AI (Artificial Intelligence), most specifically LLMs are technologies used to generate natural language content, allowing users to engage in conversations, ask questions, and receive answers. AI can help you brainstorm and generate new ideas as well as generic text to fill in gaps. It can also be used to edit drafts to ensure that the content is polished and free from errors.
A large language model (LLM) is a language model notable for its ability to achieve general-purpose language generation and understanding. LLMs acquire these abilities by learning statistical relationships from text documents during a computationally intensive self-supervised and semi-supervised training process. LLMs are artificial neural networks, the largest and most capable of which are built with a decoder-only transformer-based architecture. Some recent implementations are based on other architectures, such as recurrent neural network variants and Mamba (a state space model).
LLMs can be used for text generation, a form of generative AI, by taking an input text and repeatedly predicting the next token or word. Up to 2020, fine tuning was the only way a model could be adapted to be able to accomplish specific tasks. Larger sized models, such as GPT-3, however, can be prompt-engineered to achieve similar results. They are thought to acquire knowledge about syntax, semantics and "ontology" inherent in human language corpora, but also inaccuracies and biases present in the corpora.
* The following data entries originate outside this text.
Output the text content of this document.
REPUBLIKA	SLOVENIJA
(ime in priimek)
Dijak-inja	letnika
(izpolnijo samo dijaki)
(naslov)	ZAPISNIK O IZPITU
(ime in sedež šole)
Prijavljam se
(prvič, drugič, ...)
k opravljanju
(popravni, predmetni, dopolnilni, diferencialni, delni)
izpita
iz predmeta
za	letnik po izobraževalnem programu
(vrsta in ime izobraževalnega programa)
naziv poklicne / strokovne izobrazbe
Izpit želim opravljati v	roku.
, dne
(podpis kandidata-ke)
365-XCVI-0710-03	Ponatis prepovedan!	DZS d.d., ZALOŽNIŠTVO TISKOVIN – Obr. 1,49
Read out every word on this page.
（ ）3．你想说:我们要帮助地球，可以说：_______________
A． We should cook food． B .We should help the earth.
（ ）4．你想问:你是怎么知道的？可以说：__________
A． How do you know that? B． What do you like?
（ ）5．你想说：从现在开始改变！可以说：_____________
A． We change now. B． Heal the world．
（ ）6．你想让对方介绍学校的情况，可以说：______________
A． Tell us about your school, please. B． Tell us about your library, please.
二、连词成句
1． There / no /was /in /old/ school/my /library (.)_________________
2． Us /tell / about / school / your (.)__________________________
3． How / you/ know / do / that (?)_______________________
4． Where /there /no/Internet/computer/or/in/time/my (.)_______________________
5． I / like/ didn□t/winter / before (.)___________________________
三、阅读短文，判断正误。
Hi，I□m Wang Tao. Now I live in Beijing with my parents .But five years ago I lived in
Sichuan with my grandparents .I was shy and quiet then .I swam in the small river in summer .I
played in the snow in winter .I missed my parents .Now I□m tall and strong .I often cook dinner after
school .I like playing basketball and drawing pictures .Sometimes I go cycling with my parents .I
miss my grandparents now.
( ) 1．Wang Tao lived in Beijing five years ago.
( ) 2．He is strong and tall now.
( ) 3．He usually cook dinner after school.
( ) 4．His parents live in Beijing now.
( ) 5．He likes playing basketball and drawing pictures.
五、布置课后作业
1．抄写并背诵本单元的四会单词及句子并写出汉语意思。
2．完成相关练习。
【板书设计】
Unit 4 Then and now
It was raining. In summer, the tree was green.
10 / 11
Some notable LLMs are OpenAI's GPT series of models (e.g., GPT-3.5 and GPT-4, used in ChatGPT and Microsoft Copilot), Google's PaLM and Gemini (the latter of which is currently used in the chatbot of the same name), Meta's LLaMA family of open-source models, and Anthropic's Claude models.
Appropedia allows AI-generated content[edit | edit source]
Use of AI on Appropedia is allowed under the following conditions:
- There is not available content on Wikipedia, a different wiki, or any source shared under an open license.
- The content to be created will be used to support your original research.
Dangers of using AI[edit | edit source]
- The information generated by AI is not always be accurate or reliable, and you're still responsible for anything you publish on Appropedia.
- AI's may not always understand the context of a conversation or the nuances of language, so you should review and edit the content generated by AI to ensure that it is accurate, unbiased, and appropriate for the intended audience.
- Remember that AIs are programmed to generate text that makes sense, not necessarily text that is accurate or truthful, so they sometimes hallucinate. Also, they produce content based on the information they have been trained on, so depending on the type of prompt, the information may be outdated and biased.
- Large language models are built using existing materials, including content on Appropedia, sources are usually not attributed or mentioned. This undermines the work of individuals who do this type of work.
- There are inherent biases in AI that can render communities invisible, or perpetuate power imbalances.
Recommendations for using AI content[edit | edit source]
There's no requirement to cite the AIs you use to generate text (but you are encouraged to do so, and may be required to do so if you are editing Appropedia as part of your work, organization, or course), just as there's no requirement to cite the software you used for spellchecking and grammar corrections. However, it is advisable to cite the sources from where the AI generated the text, so users can verify it. Doing so may require research, or you may use AIs like Perplexity that already include the sources used.
We recommend AI for the following actions:
- Create summaries of texts (especially those authored by you or from open sources, including long pages on Appropedia).
- Sumamrize video transcripts to ensure that embedded content such as YouTube videos are accessible offline or more easily understood by others.
- Ask an AI to criticize or raise objections to an essay or piece of content.